The signals G_{m} and C_{m} are both properties of cardiac muscle and vary in a fixed ratio. Thus the ratio of G_{m} to C_{m} is equal to the ratio of muscle conductivity (σ) to muscle permittivity (ε). The ratio σ/ε is the constant of proportionality. Although both σ and ε are functions of the health of the heart tissue, they are relatively constant for short periods of time.

Using this proportionality, one can rewrite the equation for G_{m} as G_{m} = (σ/ε)C_{m}

Note that the imaginary component of Y depends only on the amount of muscle in the field of the catheter. This makes it easy to isolate by measuring the phase shift, φ, of the measured signal:

cos(φ) = (G_{b} + G_{m})/Y

sin(φ) = ωC_{m}/Y

Hence, C_{m} = Y.sin(φ)/ω

also, G_{m} = (σ/ε)C_{m}

Thus, blood conductance is determined as G_{b} = Y.cos(φ) - G_{m}

Wei's equations can be applied to this calculated blood conductance G_{b} to obtain blood volume.
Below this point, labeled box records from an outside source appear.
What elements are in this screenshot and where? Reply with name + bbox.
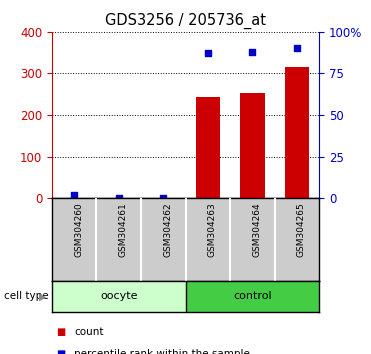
Point bbox=[205, 51, 211, 56]
Text: GSM304264: GSM304264 bbox=[252, 202, 261, 257]
Text: GSM304261: GSM304261 bbox=[119, 202, 128, 257]
Text: ■: ■ bbox=[56, 349, 65, 354]
Text: GSM304260: GSM304260 bbox=[74, 202, 83, 257]
Text: GSM304262: GSM304262 bbox=[163, 202, 172, 257]
Text: ▶: ▶ bbox=[39, 291, 46, 302]
Text: oocyte: oocyte bbox=[100, 291, 138, 302]
Bar bbox=[285, 67, 309, 198]
Text: count: count bbox=[74, 327, 104, 337]
Point bbox=[249, 49, 255, 55]
Text: GSM304263: GSM304263 bbox=[208, 202, 217, 257]
Bar bbox=[196, 97, 220, 198]
Point bbox=[116, 195, 122, 201]
Text: GDS3256 / 205736_at: GDS3256 / 205736_at bbox=[105, 12, 266, 29]
Bar bbox=[240, 93, 265, 198]
Text: control: control bbox=[233, 291, 272, 302]
Text: percentile rank within the sample: percentile rank within the sample bbox=[74, 349, 250, 354]
Text: cell type: cell type bbox=[4, 291, 48, 302]
Point bbox=[160, 195, 166, 201]
Text: ■: ■ bbox=[56, 327, 65, 337]
Bar bbox=[186, 281, 319, 312]
Bar bbox=[52, 281, 186, 312]
Text: GSM304265: GSM304265 bbox=[297, 202, 306, 257]
Point bbox=[71, 192, 77, 198]
Point bbox=[294, 46, 300, 51]
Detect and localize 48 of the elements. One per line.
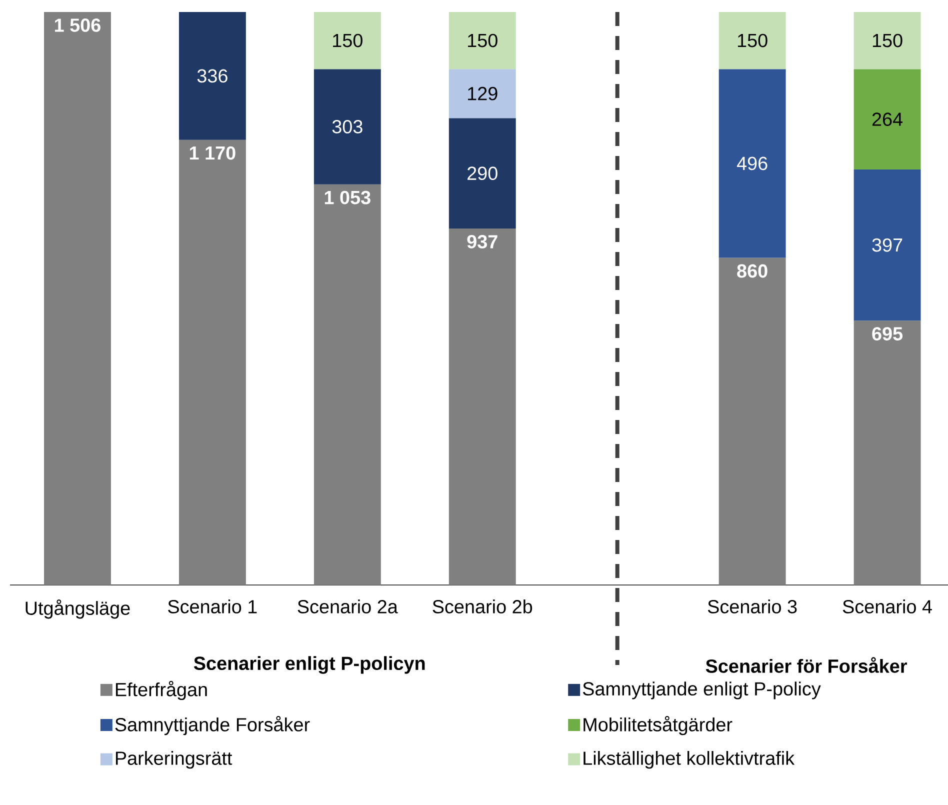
data-label: 937	[467, 234, 498, 248]
bar	[448, 118, 516, 228]
data-label: 336	[197, 69, 228, 83]
data-label: 150	[872, 34, 902, 48]
bar	[314, 184, 381, 585]
legend-label: Efterfrågan	[116, 680, 207, 700]
bar	[448, 69, 516, 118]
data-label: 397	[872, 238, 902, 252]
x-tick-label: Utgångsläge	[26, 600, 130, 619]
data-label: 695	[872, 327, 903, 340]
bar	[178, 12, 246, 140]
bar	[44, 12, 111, 585]
data-label: 129	[468, 86, 498, 100]
bar	[718, 69, 786, 258]
bar	[178, 140, 246, 585]
x-tick-label: Scenario 2b	[432, 600, 532, 614]
data-label: 303	[332, 120, 362, 134]
x-tick-label: Scenario 3	[708, 600, 797, 614]
data-label: 290	[468, 166, 498, 180]
legend-label: Mobilitetsåtgärder	[584, 716, 732, 736]
x-tick-label: Scenario 1	[168, 600, 257, 614]
bar	[448, 12, 516, 70]
data-label: 150	[738, 34, 768, 48]
data-label: 264	[872, 112, 903, 126]
data-label: 1 053	[324, 190, 370, 204]
x-tick-label: Scenario 2a	[298, 600, 398, 614]
data-label: 1 170	[190, 146, 236, 160]
data-label: 496	[736, 156, 768, 170]
bar	[448, 228, 516, 585]
data-label: 150	[468, 34, 498, 48]
bar	[854, 170, 921, 321]
bar	[314, 12, 381, 70]
legend-label: Samnyttjande Forsåker	[115, 716, 310, 736]
text: Scenarier enligt P-policyn	[194, 656, 425, 674]
data-label: 1 506	[54, 18, 100, 32]
x-tick-label: Scenario 4	[842, 600, 932, 614]
bar	[854, 320, 921, 585]
bar	[854, 69, 921, 170]
legend-label: Samnyttjande enligt P-policy	[582, 682, 821, 700]
legend-label: Parkeringsrätt	[116, 751, 232, 769]
bar	[854, 12, 921, 70]
bar	[314, 69, 381, 184]
legend-label: Likställighet kollektivtrafik	[584, 751, 795, 769]
data-label: 860	[737, 264, 768, 278]
text: Scenarier för Forsåker	[706, 657, 907, 673]
bar	[718, 258, 786, 585]
data-label: 150	[333, 34, 362, 48]
bar	[718, 12, 786, 70]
Unlike Baan's equation, Wei's equation takes into account the non-linear nature of the electrical field and the dynamic nature of the cardiac cycle to give a more accurate representation of the blood volume.

== Experimental results ==
Admittance technique involves the measurement of both phase angle and total conductance in the ventricle. Thus, it is possible to observe how the parallel conductance (muscle conductance) varies throughout the cardiac cycle. A plot showing both the blood and muscle contribution are shown in the figure.